The North refuses to accept that two men and two women want to defect, and says the South pressured group members to stay on to try to fuel cross-border tensions. It called on Seoul to bring the four to a meeting with their families at the border village of Panmunjom on Wednesday so they can confirm in person that they want to stay in the South.
The South’s Chosun Ilbo newspaper in a website commentary described the North’s demand as an attempt to pressure the defectors “by more or less openly threatening the families they left behind in the North”.

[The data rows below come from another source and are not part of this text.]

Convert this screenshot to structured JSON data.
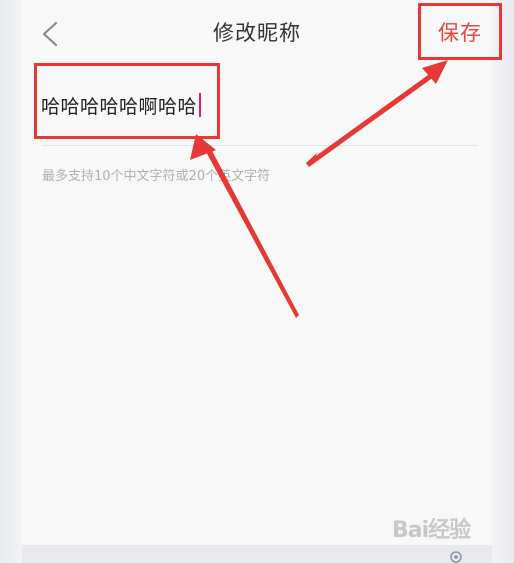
{
  "header": {
    "back_icon": "chevron-left-icon",
    "title": "修改昵称",
    "save_label": "保存"
  },
  "nickname": {
    "value": "哈哈哈哈哈啊哈哈"
  },
  "hint": "最多支持10个中文字符或20个英文字符",
  "watermark": {
    "text": "Bai经验"
  },
  "colors": {
    "accent": "#e8473f",
    "annotation": "#e53935",
    "caret": "#e91e63",
    "background": "#f8f8f9"
  }
}
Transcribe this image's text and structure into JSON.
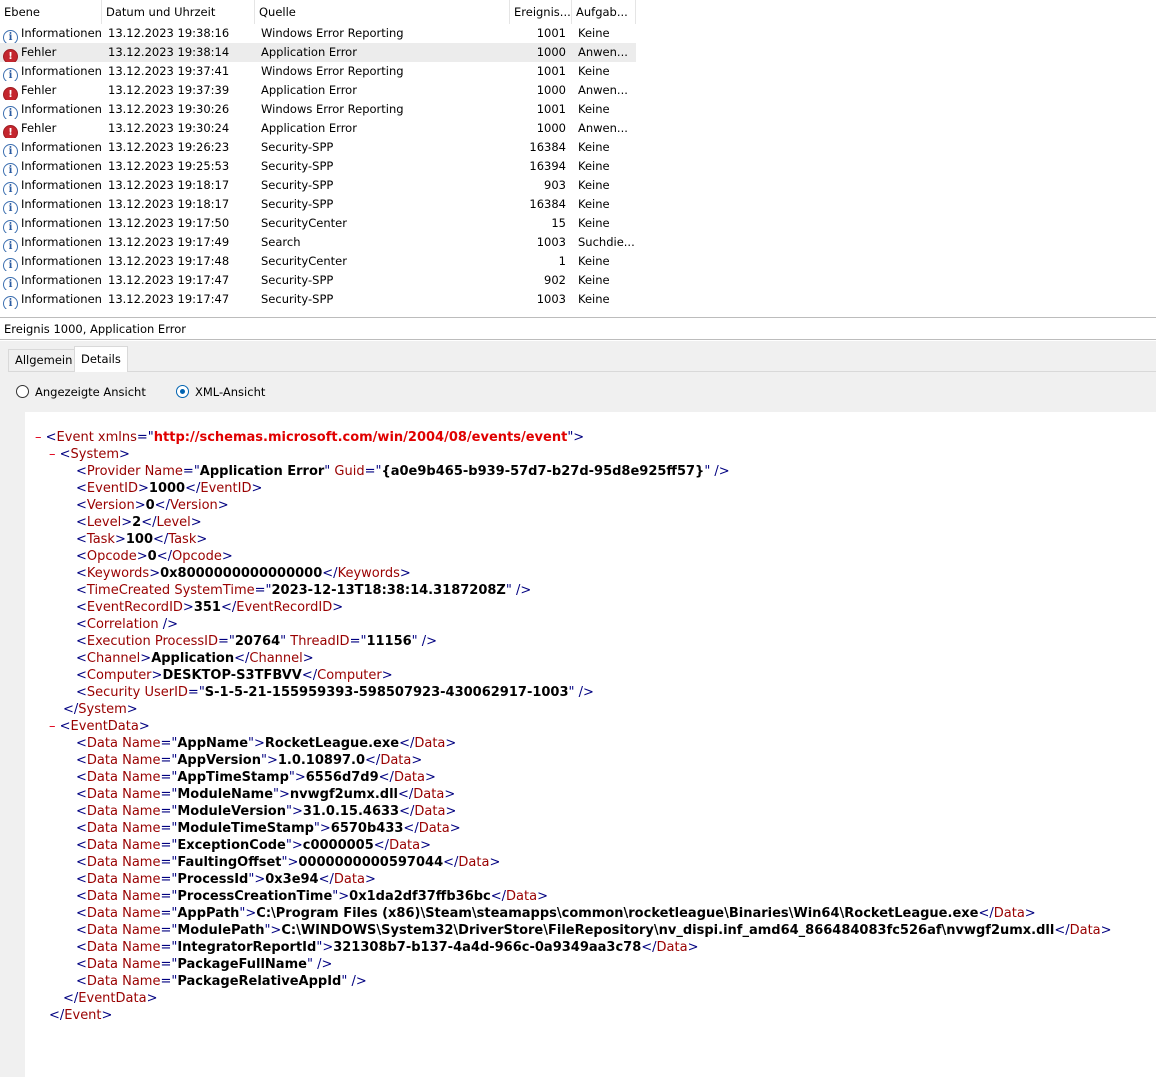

The South says it is willing in principle to hold talks but will not bring the four to any such meeting. “There is no change in our stance,” a unification ministry spokesman told AFP.
“Currently, no discussions are underway with the North that would be needed for such a meeting. It is now physically impossible to arrange a meeting tomorrow,” he said. Investigators from the US-led United Nations Command, which supervises the armistice in place since the 1950-53 Korean War, have interviewed the four and confirmed they freely decided to stay in the South.
They are the 38-year-old boat captain, a 21-year-old female nurse, a 44-year-old unemployed man and a 22-year-old female statistician.
Relations on the peninsula have been icy since the South accused the North of torpedoing a warship in March 2010 near the disputed Yellow Sea border with the loss of 46 lives. Pyongyang denies the charge.